L’euro espère toujours une fin rapide au conflit

La guerre dans le Golfe et la limitation de l’approvisionnement en énergie ne montrent pas encore de signes évidents d’une crise économique en formation dans la zone euro. Il n’existe pas encore de données sur la production industrielle pour le mois de mars, et les rapports publiés la semaine dernière pour février étaient globalement positifs et s’écartaient peu des prévisions. Les indices d’activité des entreprises en mars sont restés au‑dessus de 50 points, ce qui indique une expansion, et les données préliminaires sur les prix à la consommation ne montrent pas non plus, pour l’instant, d’accélération de la hausse. En particulier, l’inflation en Allemagne en mars est restée au niveau de février.

La hausse des prix de l’énergie dans la zone euro a atteint en moyenne 6,8 % sur un mois en mars, un rythme nettement inférieur à l’augmentation de 12,2 % enregistrée en mars 2022. Dans le secteur des services, la progression des prix reste conforme au scénario de la Banque centrale européenne. Ainsi, on ne peut pas encore affirmer que l’inflation va s’accélérer rapidement, et la principale menace, à l’heure actuelle, réside dans les perturbations physiques de l’approvisionnement.

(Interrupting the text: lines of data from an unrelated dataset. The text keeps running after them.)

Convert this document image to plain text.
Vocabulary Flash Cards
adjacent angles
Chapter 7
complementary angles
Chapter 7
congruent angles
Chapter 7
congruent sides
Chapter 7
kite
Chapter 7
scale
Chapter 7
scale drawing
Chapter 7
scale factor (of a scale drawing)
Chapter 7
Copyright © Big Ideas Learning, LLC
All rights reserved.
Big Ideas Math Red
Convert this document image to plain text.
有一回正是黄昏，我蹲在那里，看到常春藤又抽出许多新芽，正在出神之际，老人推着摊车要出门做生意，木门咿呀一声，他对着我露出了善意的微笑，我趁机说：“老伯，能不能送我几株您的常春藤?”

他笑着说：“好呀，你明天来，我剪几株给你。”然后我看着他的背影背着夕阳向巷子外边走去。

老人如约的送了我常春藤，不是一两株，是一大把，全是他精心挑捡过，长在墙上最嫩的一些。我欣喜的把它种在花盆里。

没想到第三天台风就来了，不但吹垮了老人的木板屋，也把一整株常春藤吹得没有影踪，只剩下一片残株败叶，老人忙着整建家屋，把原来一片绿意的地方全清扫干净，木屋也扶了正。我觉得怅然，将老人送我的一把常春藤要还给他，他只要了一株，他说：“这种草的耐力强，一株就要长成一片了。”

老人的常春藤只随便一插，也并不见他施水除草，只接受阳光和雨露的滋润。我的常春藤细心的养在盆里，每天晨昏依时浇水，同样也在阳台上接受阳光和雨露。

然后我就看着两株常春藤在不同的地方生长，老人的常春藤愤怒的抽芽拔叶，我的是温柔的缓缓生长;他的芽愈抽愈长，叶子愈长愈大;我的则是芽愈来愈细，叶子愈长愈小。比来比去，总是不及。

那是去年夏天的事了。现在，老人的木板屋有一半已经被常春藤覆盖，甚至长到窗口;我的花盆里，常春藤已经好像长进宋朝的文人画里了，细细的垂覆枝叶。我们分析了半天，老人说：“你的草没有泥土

L’Europe a laissé Trump en bonne compagnie avec Israël, en ignorant ostensiblement ses appels à entrer en guerre, et attend une résolution. Ce n’est évidemment pas une stratégie ; les responsables politiques européens espèrent probablement que les livraisons reprendront et que la crise ne se prolongera pas. Si l’incertitude se réduit, l’Europe pourra renouer avec sa trajectoire de reprise économique, tandis que les signes annonciateurs d’une récession aux États‑Unis se multiplient.

L’échec des négociations et les menaces de Trump de bloquer le détroit d’Ormuz accentuent le risque d’escalade du conflit, ce qui n’était pas anticipé après l’annonce du cessez‑le‑feu, et les marchés ne savent pas comment réagir. Les mouvements de lundi matin sont restés relativement contenus : le dollar s’est renforcé, les prix du pétrole ont augmenté, tout en demeurant nettement en deçà de leurs pics de mars.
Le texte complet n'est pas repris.